Mexican drug cartels generate, launder and remove approximately $64 billion dollars from the United States each year. The U.S. and Mexican governments have been criticized for their unwillingness or slow response to confront the various cartels' financial operations, specifically those funded by marijuana, cocaine, heroine and gun traffic.
American efforts at controlling the demand side, consumption of drugs, are largely the domain of law enforcement even though treatment programs are shown to be seven times more cost effective and produce lower recidivism that lockup.
Drugs like cocaine, heroine, and marijuana — are agricultural commodities, similar to growing cantaloupes and strawberries, cheap to produce and in high demand. The American War on Drug keeps the prices of border commodities inflated by restricting flow across the boarder.

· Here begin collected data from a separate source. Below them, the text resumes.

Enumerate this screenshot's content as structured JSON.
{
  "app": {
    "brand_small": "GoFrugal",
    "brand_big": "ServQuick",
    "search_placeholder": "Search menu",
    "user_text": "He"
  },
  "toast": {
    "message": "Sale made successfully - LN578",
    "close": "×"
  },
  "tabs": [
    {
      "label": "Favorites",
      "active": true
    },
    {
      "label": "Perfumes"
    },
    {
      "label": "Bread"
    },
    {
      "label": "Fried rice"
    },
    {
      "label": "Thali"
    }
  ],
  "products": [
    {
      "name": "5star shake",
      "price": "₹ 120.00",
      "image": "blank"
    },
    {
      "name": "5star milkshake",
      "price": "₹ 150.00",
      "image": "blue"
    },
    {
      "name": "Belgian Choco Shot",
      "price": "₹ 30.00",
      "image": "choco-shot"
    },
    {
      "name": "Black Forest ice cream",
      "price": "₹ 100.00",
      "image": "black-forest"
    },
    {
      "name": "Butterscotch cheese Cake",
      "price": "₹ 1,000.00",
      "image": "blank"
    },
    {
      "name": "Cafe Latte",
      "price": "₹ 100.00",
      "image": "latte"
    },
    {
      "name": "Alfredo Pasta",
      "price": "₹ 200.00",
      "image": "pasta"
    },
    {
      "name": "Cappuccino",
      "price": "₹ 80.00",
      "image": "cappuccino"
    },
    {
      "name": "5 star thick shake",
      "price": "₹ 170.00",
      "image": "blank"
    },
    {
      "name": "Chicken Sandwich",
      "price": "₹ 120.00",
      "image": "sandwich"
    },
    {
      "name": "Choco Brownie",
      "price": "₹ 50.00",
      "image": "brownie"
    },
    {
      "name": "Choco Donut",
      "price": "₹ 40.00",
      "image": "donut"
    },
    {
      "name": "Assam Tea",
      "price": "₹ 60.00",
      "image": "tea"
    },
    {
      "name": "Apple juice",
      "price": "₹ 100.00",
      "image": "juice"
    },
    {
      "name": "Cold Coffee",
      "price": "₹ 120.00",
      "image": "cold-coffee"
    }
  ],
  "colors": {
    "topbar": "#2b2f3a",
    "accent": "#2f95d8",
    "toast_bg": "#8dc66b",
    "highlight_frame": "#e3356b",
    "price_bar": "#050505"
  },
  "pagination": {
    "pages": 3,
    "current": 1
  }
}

The United States has focused its efforts on the decriminalization of drug use spending countless billions of dollars in efforts to eradicate the supply of drugs. Efforts of interdiction and law enforcement have not been met with decreases in the availability of drugs in America. Apart from being highly costly, drug law enforcement has been counterproductive. (Berkley.edu)

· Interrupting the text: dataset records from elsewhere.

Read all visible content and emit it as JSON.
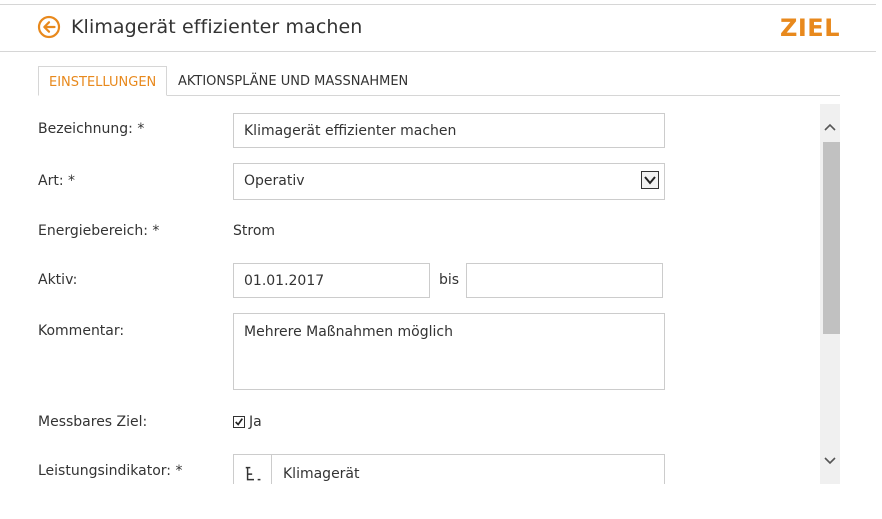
{
  "header": {
    "title": "Klimagerät effizienter machen",
    "type_label": "ZIEL",
    "back_icon": "arrow-left-circle-icon",
    "accent_color": "#e8891d"
  },
  "tabs": [
    {
      "label": "EINSTELLUNGEN",
      "active": true
    },
    {
      "label": "AKTIONSPLÄNE UND MASSNAHMEN",
      "active": false
    }
  ],
  "form": {
    "bezeichnung": {
      "label": "Bezeichnung: *",
      "value": "Klimagerät effizienter machen"
    },
    "art": {
      "label": "Art: *",
      "value": "Operativ"
    },
    "energiebereich": {
      "label": "Energiebereich: *",
      "value": "Strom"
    },
    "aktiv": {
      "label": "Aktiv:",
      "from": "01.01.2017",
      "separator": "bis",
      "to": ""
    },
    "kommentar": {
      "label": "Kommentar:",
      "value": "Mehrere Maßnahmen möglich"
    },
    "messbares_ziel": {
      "label": "Messbares Ziel:",
      "checked": true,
      "option": "Ja"
    },
    "leistungsindikator": {
      "label": "Leistungsindikator: *",
      "value": "Klimagerät",
      "icon": "hierarchy-tree-icon"
    }
  }
}
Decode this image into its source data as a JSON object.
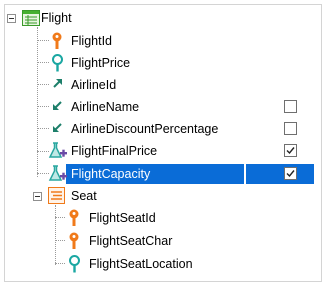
{
  "tree": {
    "root": {
      "label": "Flight",
      "icon": "transaction-table-icon"
    },
    "attributes": [
      {
        "label": "FlightId",
        "icon": "key-icon",
        "checkbox": null
      },
      {
        "label": "FlightPrice",
        "icon": "search-key-icon",
        "checkbox": null
      },
      {
        "label": "AirlineId",
        "icon": "foreign-key-arrow-icon",
        "checkbox": null
      },
      {
        "label": "AirlineName",
        "icon": "inferred-arrow-icon",
        "checkbox": false
      },
      {
        "label": "AirlineDiscountPercentage",
        "icon": "inferred-arrow-icon",
        "checkbox": false
      },
      {
        "label": "FlightFinalPrice",
        "icon": "formula-flask-icon",
        "checkbox": true
      },
      {
        "label": "FlightCapacity",
        "icon": "formula-flask-icon",
        "checkbox": true,
        "selected": true
      }
    ],
    "level": {
      "label": "Seat",
      "icon": "level-icon"
    },
    "level_attributes": [
      {
        "label": "FlightSeatId",
        "icon": "key-icon"
      },
      {
        "label": "FlightSeatChar",
        "icon": "key-icon"
      },
      {
        "label": "FlightSeatLocation",
        "icon": "search-key-icon"
      }
    ]
  },
  "colors": {
    "selection": "#0a6cd7",
    "key": "#f07a1a",
    "search_key": "#1aa7a2",
    "arrow": "#1d7f6a",
    "flask": "#2aa7a0",
    "flask_plus": "#6a4aa6"
  }
}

The Cartel flag represents one aspect of illegal commerce and the intertwined relationship between the United States and Mexico. The traditional American blue star field is replaced by the Mexican national green color to represent the close relationship Mexico and America share. Small caliber bullet shells are used to represent the violence that comes to all states where drugs are a part of the underground economy.
The alternating stripes are filled with neatly rolled dollars suggest commerce and a tool for snorting cocaine. Marijuana joints are alternate stripes, it is loosing value as legalization advances in America.